Estamos prontos para sermos pais dos nossos pais?
14/07/2019 | 13h53
Nascemos filhos e esperamos sê-los para sempre. Reconhecer, eternamente, nossa meninice nos olhos dos nossos pais. Mas, será que estamos prontos para trocar de lugar nesta relação?
Nossos pais envelhecem. Mas, será que entendemos que as limitações que começam a aparecer com a idade deles não é questão de preguiça? Que não é porque se esqueceram de dar um recado que significa que não se importam com a nossa urgência? Que pedem para repetirmos a mesma frase porque não escutam mais tão bem?
Depois que eles envelhecem já não podemos (ou seria, devemos), dividir nossas angústias e nossos problemas porque, para eles, as proporções são ainda maiores e tudo se desregula: o ritmo cardíaco, a pressão, a taxa glicêmica, o equilíbrio emocional.
Neste momento, começa-se a inverter os papéis de proteção. Passamos a tentar resguardar nossos pais dos abalos do mundo. Porém, enquanto mudamos esses pequenos detalhes nesta relação, ficamos um pouco órfãos. Quanto mais eles perdem memória, vigor, audição; mais sozinhos nos sentimos.

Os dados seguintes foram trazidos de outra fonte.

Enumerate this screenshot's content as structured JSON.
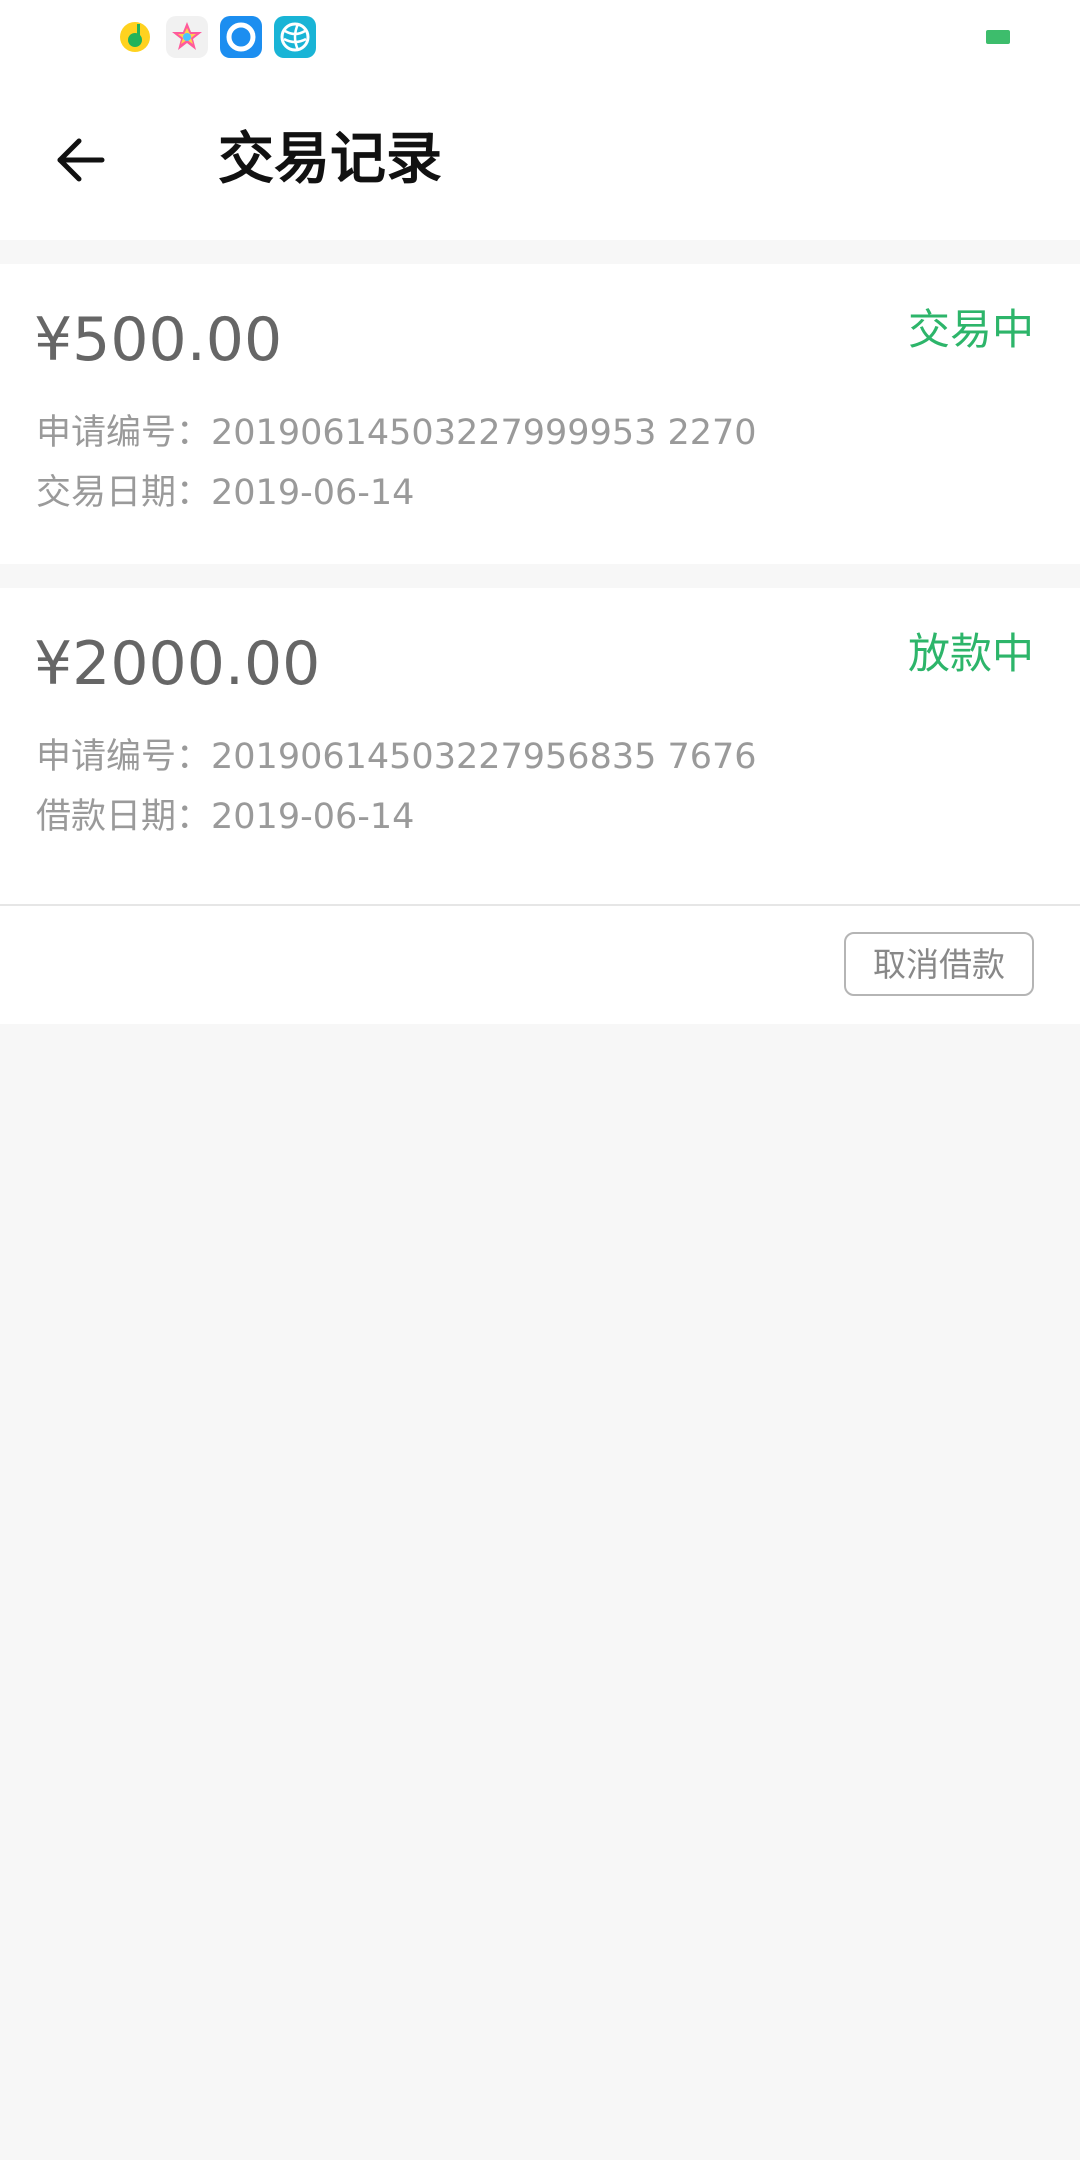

Finalmente, chega o dia em que nossos pais se transformam, de fato, em nossos filhos. Talvez precisemos lembrá-los de comer, de tomar o remédio ou de pagar uma conta. Conduzi-los na rua ou ajudar a se equilibrar. Talvez até alimentá-los, levando o talher à boca.
Nesta trajetória invertida há esperança nas políticas públicas que proporcionam através da Rede de Proteção Social um envelhecimento saudável e ativo. Os filhos devem incentivar os pais a participarem de grupos de interesse mútuo, de convivência, de estimulo à memória, revistas de caça-palavras, oficinas que estimulem as atividades cerebrais etc.
Ser pai dos nossos pais não é uma tarefa fácil. Afinal, não é a lógica da vida. No entanto, aproveite esta oportunidade, agradeça e proponha-se a viver este momento com toda a intensidade.
Sorria diante dos comentários senis ou cante enquanto estiverem juntos. Ouça aquela história contada tantas vezes como se fosse a primeira e faça perguntas como se tudo fosse inédito. Beije-os na testa com toda ternura possível, como quando se coloca uma criança na cama.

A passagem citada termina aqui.